We compare our methods with several state-of-the-art image SR methods, including VDSR [22], DRCN [24], MemNet [72], IDN [30], ACNet [19], LESRCNN [20], LAPAR-B [73], SRMDNF [74], CARN [29], IMDN [31], DefRCN [75], and RFDN [32]. To ensure a fair comparison, all methods are trained on the same dataset, and low-resolution images are obtained using the same bicubic interpolation method.

Quantitative analysis. Table 9 presents the quantitative results of different SR methods for three scale factors (i.e., \(\times\)2, \(\times\)3, and \(\times\)4). As one can see, the proposed SCoC-UNet and SCPI-UNet achieve superior performance in most benchmark datasets and scale factors. The maximum PSNR gains reached 0.18dB and 1.14dB of SCoC-UNet and SCPI-UNet on Urban100 for \(\times\)2 image SR. These results highlight the effectiveness of our approaches in recovering texture details of high-resolution images.

Table 9 Quantitative results (average PSNR and SSIM) of different methods for image SR with three scale factors (\(\times\)2, \(\times\)3, and \(\times\)4) on four benchmark datasets

Qualitative analysis. Fig. 10 showcases the visual comparisons of different image SR methods with a scale factor of \(\times\)4. The two compared images “253027” and “img096” are from the BSD100 and Urban100 datasets, respectively. From the enlarged images, we can observe that it is evident that the super-resolved image recovered by our method closely resembles the real high-resolution image compared to other competitors. Specifically, in the super-resolved image of “253027”, our methods successfully recover clearer and sharper lines on the animal, while other competitors produce artifacts or blurring.

Fig. 10
figure 10

Visual comparisons of different image SR methods with scale factor of \(\times\)4

5 Conclusion and limitation

In this paper, we propose two novel clustering-based frameworks of SCoC-UNet and SCPI-UNet for multiple IR tasks. Specifically, we utilize the trainable CRPE instead of the original absolute position embedding method to handle inputs with different resolutions. To capture the potential style of middle layers, we propose a SCoC block to efficiently extract context features and adaptively recalibrate feature maps. To capture the long-range dependencies, we propose a SCPI block to establish the connections of feature points between different clusters. Furthermore, a U-shaped architecture consisting of a symmetric Encoder–Decoder based on SCoC block and SCPI block is established to obtain hierarchical feature representations. Extensive experimental results on several typical IR tasks demonstrate that our SCoC-UNet and SCPI-UNet achieve superior quantitative and qualitative performance compared to the state-of-the-art methods, and comprehensive ablation analysis validates the effectiveness of individual components of our networks.

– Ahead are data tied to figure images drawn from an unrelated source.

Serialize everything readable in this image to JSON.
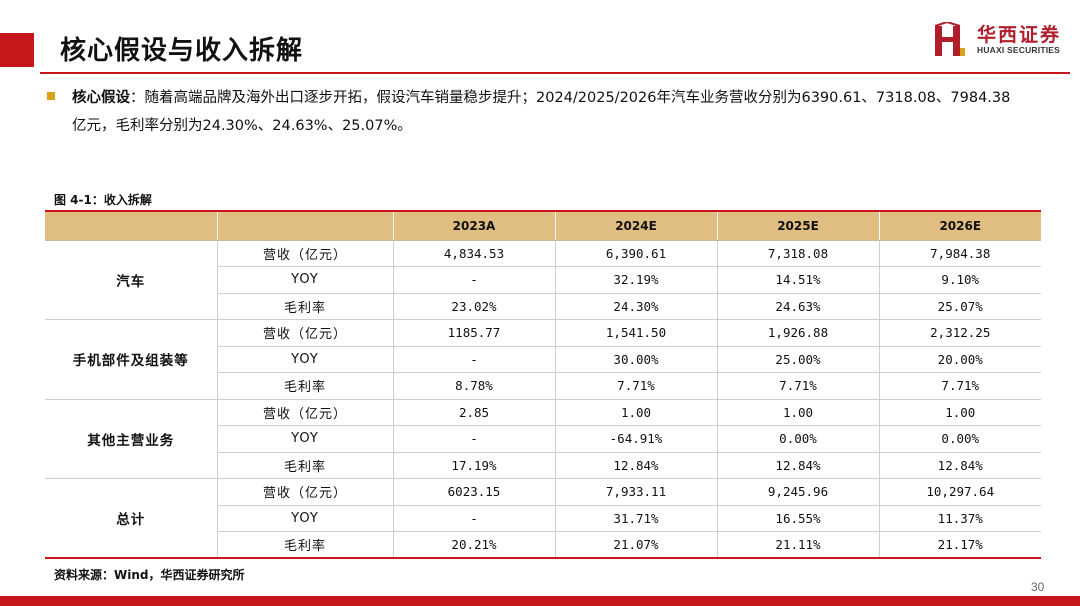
{
  "header": {
    "title": "核心假设与收入拆解",
    "logo_cn": "华西证券",
    "logo_en": "HUAXI SECURITIES"
  },
  "intro": {
    "label": "核心假设",
    "text_line1": "：随着高端品牌及海外出口逐步开拓，假设汽车销量稳步提升；2024/2025/2026年汽车业务营收分别为6390.61、7318.08、7984.38",
    "text_line2": "亿元，毛利率分别为24.30%、24.63%、25.07%。"
  },
  "figure": {
    "caption": "图 4-1：收入拆解",
    "source": "资料来源：Wind，华西证券研究所"
  },
  "table": {
    "columns": [
      "2023A",
      "2024E",
      "2025E",
      "2026E"
    ],
    "groups": [
      {
        "name": "汽车",
        "rows": [
          {
            "metric": "营收（亿元）",
            "values": [
              "4,834.53",
              "6,390.61",
              "7,318.08",
              "7,984.38"
            ]
          },
          {
            "metric": "YOY",
            "values": [
              "-",
              "32.19%",
              "14.51%",
              "9.10%"
            ]
          },
          {
            "metric": "毛利率",
            "values": [
              "23.02%",
              "24.30%",
              "24.63%",
              "25.07%"
            ]
          }
        ]
      },
      {
        "name": "手机部件及组装等",
        "rows": [
          {
            "metric": "营收（亿元）",
            "values": [
              "1185.77",
              "1,541.50",
              "1,926.88",
              "2,312.25"
            ]
          },
          {
            "metric": "YOY",
            "values": [
              "-",
              "30.00%",
              "25.00%",
              "20.00%"
            ]
          },
          {
            "metric": "毛利率",
            "values": [
              "8.78%",
              "7.71%",
              "7.71%",
              "7.71%"
            ]
          }
        ]
      },
      {
        "name": "其他主营业务",
        "rows": [
          {
            "metric": "营收（亿元）",
            "values": [
              "2.85",
              "1.00",
              "1.00",
              "1.00"
            ]
          },
          {
            "metric": "YOY",
            "values": [
              "-",
              "-64.91%",
              "0.00%",
              "0.00%"
            ]
          },
          {
            "metric": "毛利率",
            "values": [
              "17.19%",
              "12.84%",
              "12.84%",
              "12.84%"
            ]
          }
        ]
      },
      {
        "name": "总计",
        "rows": [
          {
            "metric": "营收（亿元）",
            "values": [
              "6023.15",
              "7,933.11",
              "9,245.96",
              "10,297.64"
            ]
          },
          {
            "metric": "YOY",
            "values": [
              "-",
              "31.71%",
              "16.55%",
              "11.37%"
            ]
          },
          {
            "metric": "毛利率",
            "values": [
              "20.21%",
              "21.07%",
              "21.11%",
              "21.17%"
            ]
          }
        ]
      }
    ]
  },
  "page_number": "30",
  "colors": {
    "brand_red": "#c8161d",
    "header_fill": "#e0bd80",
    "bullet": "#d9a21b"
  }
}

While our methods have made large progress on several image restoration tasks, there are still some limitations that need to be addressed: (1) sensitivity to initialization: clustering algorithms, including our SCoC-UNet and SCPI-UNet, can be sensitive to the initial cluster centers. This sensitivity might lead to different results with different initializations, potentially impacting the stability and consistency of the method. (2) Difficulty in determining the optimal number of clusters: one challenge in our methods is determining the appropriate number of clusters, which requires manual intervention or the use of additional heuristics. In our model, selecting the optimal number of clusters remains an open question and might require further experimentation or domain expertise. Therefore, we will continue to improve and optimize our method to make it more robust and stable in future research. Moreover, we will explore ways to reduce the dependency on the cluster centers and the optimal number of clusters, making our model more user-friendly in practical applications.